Consiglio Ue, Polonia e Ungheria bloccano l’accordo sui migranti e mettono in imbarazzo Meloni
Il primo giorno del Consiglio europeo iniziato ieri aveva portato, secondo Giorgia Meloni, una bozza "soddisfacente" delle conclusioni finali in cui "le posizioni italiane ci sono". Così aveva dichiarato la stessa presidente del Consiglio. Poi, però, in serata è arrivato il blocco degli alleati dell'asse sovranista: Polonia e Ungheria si sono opposti al Patto sulle migrazioni, approvato venti giorni fa. Un testo che anche il centrodestra italiano aveva salutato come un successo, o almeno come un buon punto di partenza, mentre il Pd aveva lamentato la mancanza di attenzioni ai diritti umani. I leader polacco e ungherese, Mateusz Morawiecki e Viktor Orbán, hanno invece protestato duramente chiedendo che il Patto venga cambiato e ulteriormente indebolito.
In mattinata, Giorgia Meloni aveva affermato che "quello che c'è scritto oggi sulle migrazioni era probabilmente impensabile otto mesi fa, siamo davvero riusciti a cambiare il punto di vista". Evidentemente, però, non erano d'accordo Ungheria e Polonia. I due presidenti hanno chiesto che sia rimossa la norma che prevede di redistribuire una parte dei migranti tra i Paesi europei, e di far pagare una sorta di sanzione agli Stati che rifiutano, pari a 20mila euro a migrante. In più, hanno proposto di introdurre il principio dell'unanimità nel regolamento, così da potersi sempre opporre alle decisioni sul tema.
"Una grande battaglia è in corso al Consiglio Europeo sul Patto sulla migrazione. Bruxelles spinge per un testo pro-immigrazione, mentre il duo polacco-ungherese combatte e resiste insieme. Sarà una lunga notte!", ha twittato durante il dibattito Balázs Orbán, direttore politico di Viktor Orbán. A sua volta, il leader ungherese ha detto in un'intervista a Kossuth Radio che si è trattato di "una guerra sull'immigrazione. Non una rivolta, ma una lotta per la libertà". Sul piano formale, la contestazione è che in passato si era deciso che in materia di migrazioni le decisioni sarebbero passate dai capi di Stato e di governo, mentre il Patto sulle migrazioni è stato approvato dai ministri dell'Interno, con un "colpo di mano", secondo Orbán.

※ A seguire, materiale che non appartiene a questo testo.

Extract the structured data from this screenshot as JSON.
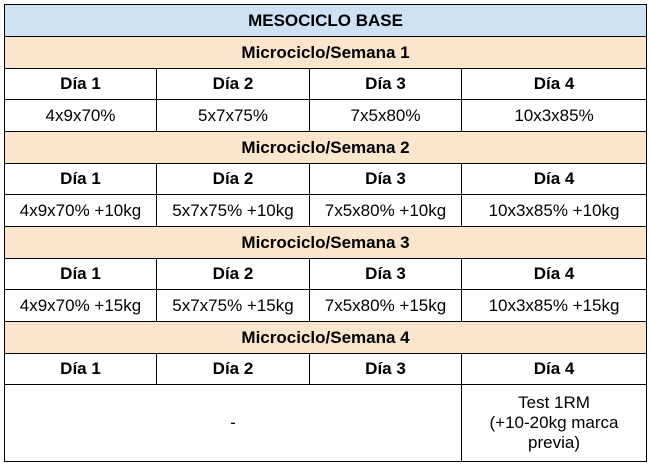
{
  "title": "MESOCICLO BASE",
  "weeks": [
    {
      "label": "Microciclo/Semana 1",
      "days": [
        "Día 1",
        "Día 2",
        "Día 3",
        "Día 4"
      ],
      "values": [
        "4x9x70%",
        "5x7x75%",
        "7x5x80%",
        "10x3x85%"
      ]
    },
    {
      "label": "Microciclo/Semana 2",
      "days": [
        "Día 1",
        "Día 2",
        "Día 3",
        "Día 4"
      ],
      "values": [
        "4x9x70% +10kg",
        "5x7x75% +10kg",
        "7x5x80% +10kg",
        "10x3x85% +10kg"
      ]
    },
    {
      "label": "Microciclo/Semana 3",
      "days": [
        "Día 1",
        "Día 2",
        "Día 3",
        "Día 4"
      ],
      "values": [
        "4x9x70% +15kg",
        "5x7x75% +15kg",
        "7x5x80% +15kg",
        "10x3x85% +15kg"
      ]
    },
    {
      "label": "Microciclo/Semana 4",
      "days": [
        "Día 1",
        "Día 2",
        "Día 3",
        "Día 4"
      ],
      "merged_value": "-",
      "test_value": "Test 1RM\n(+10-20kg marca\nprevia)"
    }
  ],
  "colors": {
    "title_bg": "#cfe2f3",
    "week_bg": "#fce5cd",
    "border": "#000000"
  }
}
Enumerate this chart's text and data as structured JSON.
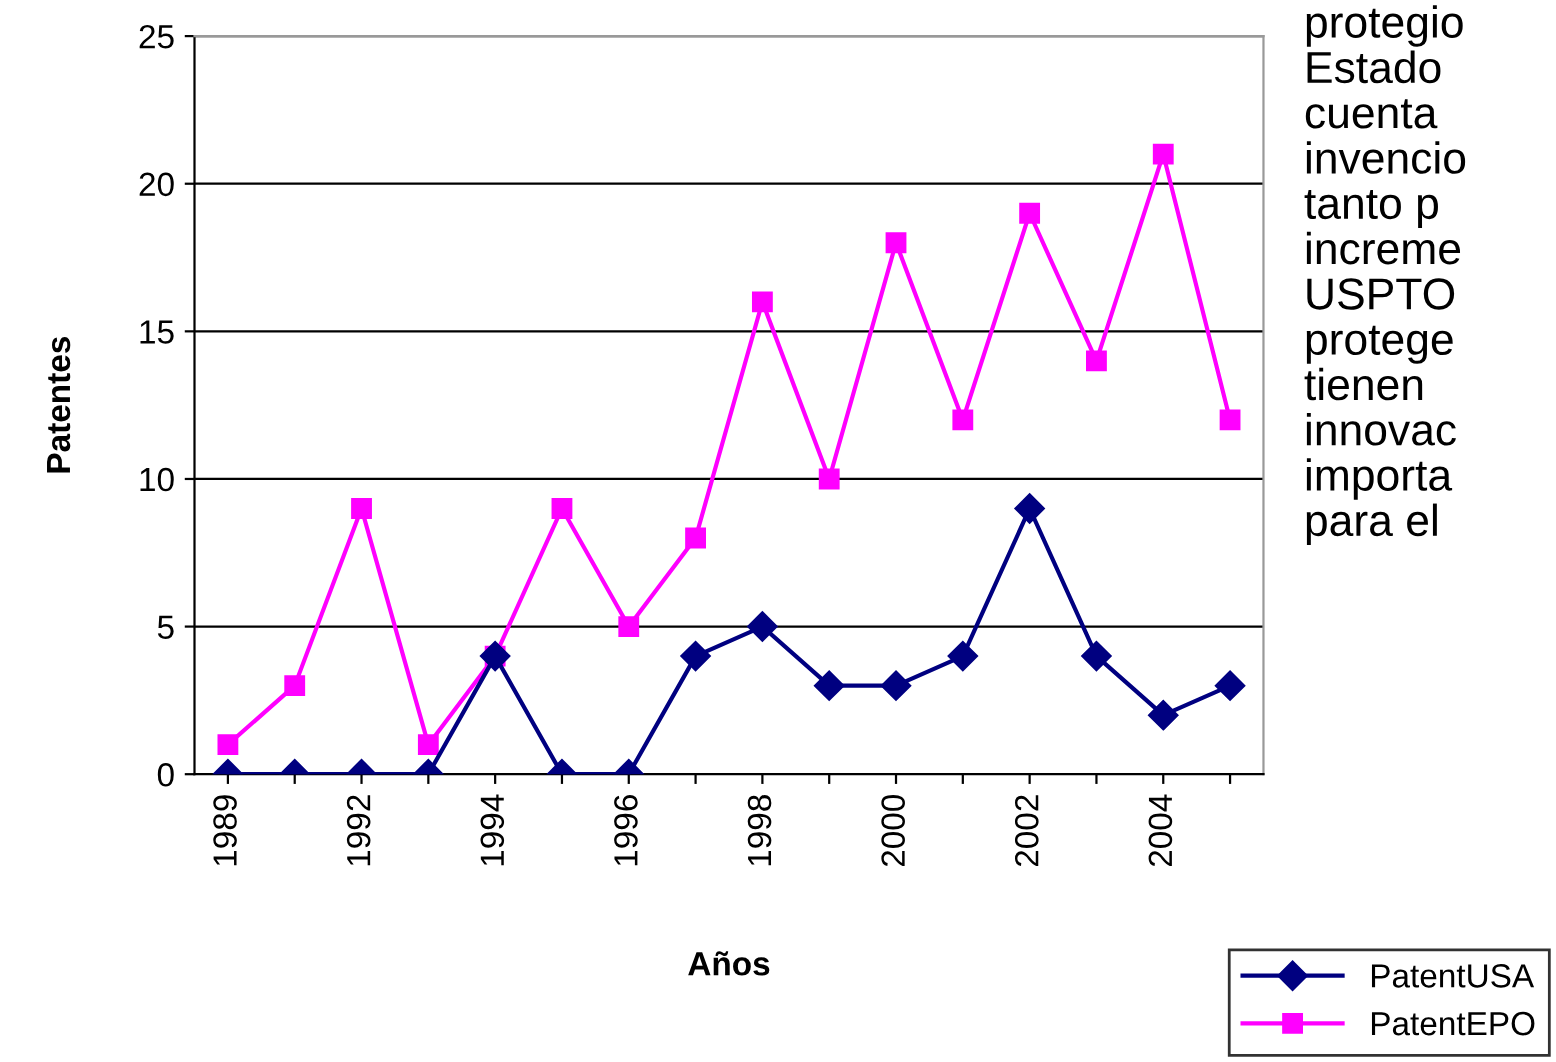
{
  "chart_data": {
    "type": "line",
    "xlabel": "Años",
    "ylabel": "Patentes",
    "categories": [
      "1989",
      null,
      "1992",
      null,
      "1994",
      null,
      "1996",
      null,
      "1998",
      null,
      "2000",
      null,
      "2002",
      null,
      "2004",
      null
    ],
    "series": [
      {
        "name": "PatentUSA",
        "color": "#000080",
        "marker": "diamond",
        "values": [
          0,
          0,
          0,
          0,
          4,
          0,
          0,
          4,
          5,
          3,
          3,
          4,
          9,
          4,
          2,
          3
        ]
      },
      {
        "name": "PatentEPO",
        "color": "#ff00ff",
        "marker": "square",
        "values": [
          1,
          3,
          9,
          1,
          4,
          9,
          5,
          8,
          16,
          10,
          18,
          12,
          19,
          14,
          21,
          12
        ]
      }
    ],
    "ylim": [
      0,
      25
    ],
    "yticks": [
      0,
      5,
      10,
      15,
      20,
      25
    ],
    "grid": "y",
    "legend": "bottom right",
    "line_style": "solid",
    "annotations": [
      "protegio\nEstado\ncuenta\ninvencio\ntanto p\nincreme\nUSPTO\nprotege\ntienen\ninnovac\nimporta\npara el"
    ]
  }
}
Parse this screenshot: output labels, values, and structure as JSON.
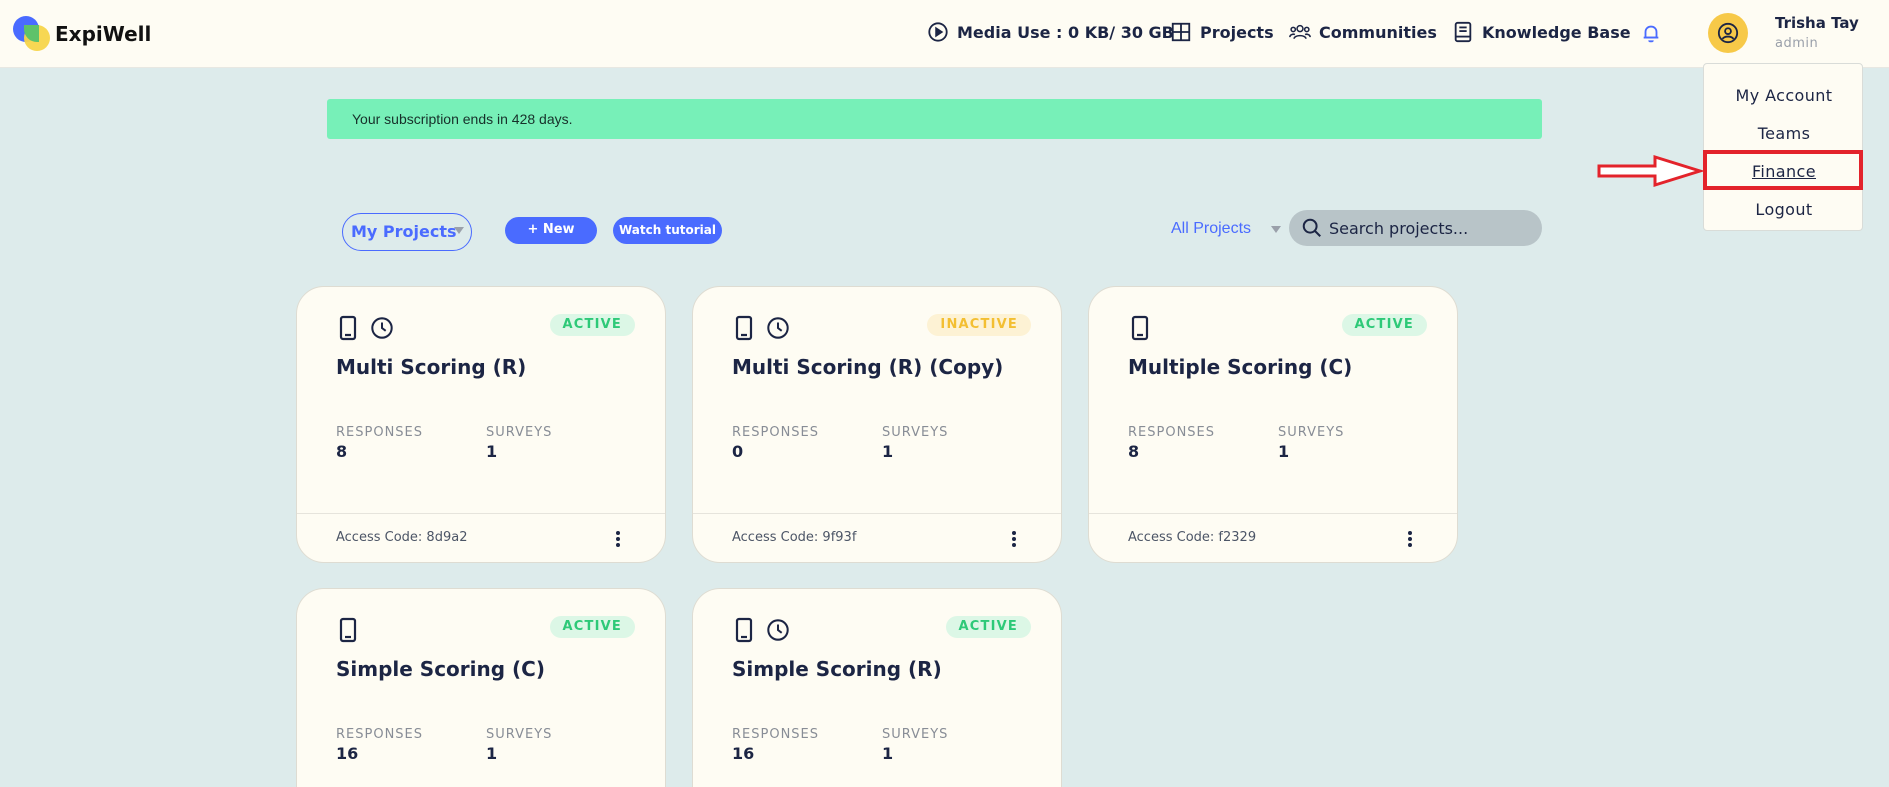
{
  "header": {
    "brand": "ExpiWell",
    "media_use": "Media Use : 0 KB/ 30 GB",
    "projects": "Projects",
    "communities": "Communities",
    "knowledge_base": "Knowledge Base",
    "user_name": "Trisha Tay",
    "user_role": "admin"
  },
  "dropdown": {
    "items": [
      "My Account",
      "Teams",
      "Finance",
      "Logout"
    ]
  },
  "banner": "Your subscription ends in 428 days.",
  "toolbar": {
    "my_projects": "My Projects",
    "new_label": "+ New",
    "tutorial_label": "Watch tutorial",
    "filter": "All Projects",
    "search_placeholder": "Search projects..."
  },
  "colors": {
    "accent": "#4a6bff",
    "active": "#2ec978",
    "inactive": "#f3bf32",
    "highlight": "#e3232b"
  },
  "cards": [
    {
      "title": "Multi Scoring (R)",
      "status": "ACTIVE",
      "responses_label": "RESPONSES",
      "responses": "8",
      "surveys_label": "SURVEYS",
      "surveys": "1",
      "access_code": "Access Code: 8d9a2"
    },
    {
      "title": "Multi Scoring (R) (Copy)",
      "status": "INACTIVE",
      "responses_label": "RESPONSES",
      "responses": "0",
      "surveys_label": "SURVEYS",
      "surveys": "1",
      "access_code": "Access Code: 9f93f"
    },
    {
      "title": "Multiple Scoring (C)",
      "status": "ACTIVE",
      "responses_label": "RESPONSES",
      "responses": "8",
      "surveys_label": "SURVEYS",
      "surveys": "1",
      "access_code": "Access Code: f2329"
    },
    {
      "title": "Simple Scoring (C)",
      "status": "ACTIVE",
      "responses_label": "RESPONSES",
      "responses": "16",
      "surveys_label": "SURVEYS",
      "surveys": "1"
    },
    {
      "title": "Simple Scoring (R)",
      "status": "ACTIVE",
      "responses_label": "RESPONSES",
      "responses": "16",
      "surveys_label": "SURVEYS",
      "surveys": "1"
    }
  ]
}
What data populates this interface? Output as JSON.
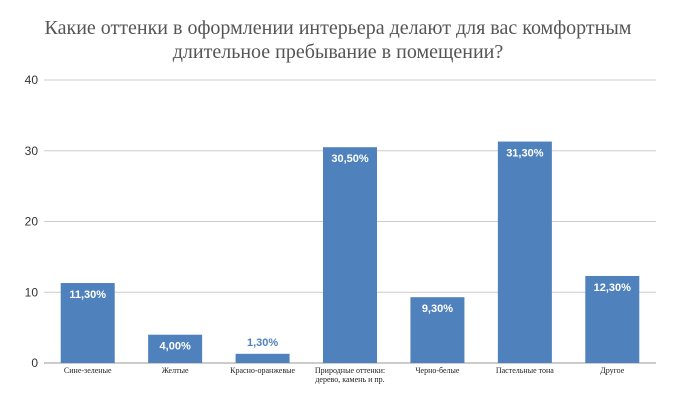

Il piano polacco si chiamerebbe "Europa delle frontiere" e prevederebbe un "no all’immigrazione clandestina" e "no all’imposizione di sanzioni pecuniarie o sanzioni varie" per chi non accetta di prendere parte alle redistribuzioni. Una misura che toglierebbe un importante sostegno all'Italia, uno dei Paesi con il maggior numero di primi ingressi di persone migranti. E che, peraltro, aumenterebbe le distanze con il Parlamento europeo e allungherebbe i tempi della trattative per arrivare ad approvare il Patto sulle migrazioni.
Il testo che aveva messo tutti d'accordo a inizio giugno (si erano opposti solo in due, proprio Ungheria e Polonia) è la versione del Consiglio europeo: poi dovrebbero iniziare le trattative con il Parlamento europeo – che ha già dato il via libera alla sua versione ad aprile – per arrivare a un testo definitivo e ufficiale. Le tempistiche impongono di riuscire a concludere il tutto entro il prossimo giugno, quando ci saranno le elezioni europee. E più i mesi passano, più si avvicina l'inizio della campagna elettorale e il Patto sulle migrazioni diventa un argomento spinoso e facile da strumentalizzare.
Il passo indietro dei sovranisti, così, mette in difficoltà l'Ue e anche Giorgia Meloni, che si trova dalla parte opposta rispetto ai suoi storici alleati. "Abbiamo ottimi rapporti con la premier italiana", ha ribadito il polacco Morawiecki, ma adesso la presidente del Consiglio italiana è costretta a cercare una mediazione per non sacrificare le ‘conquiste' dell'Italia che tanto aveva esaltato. Ieri il dibattito è proseguito fino all'una di notte, ma è stato impossibile arrivare a una conclusione condivisa sulle migrazioni. I lavori sono stati aggiornati a oggi, e ci saranno poche ore di tempo per trovare un compromesso.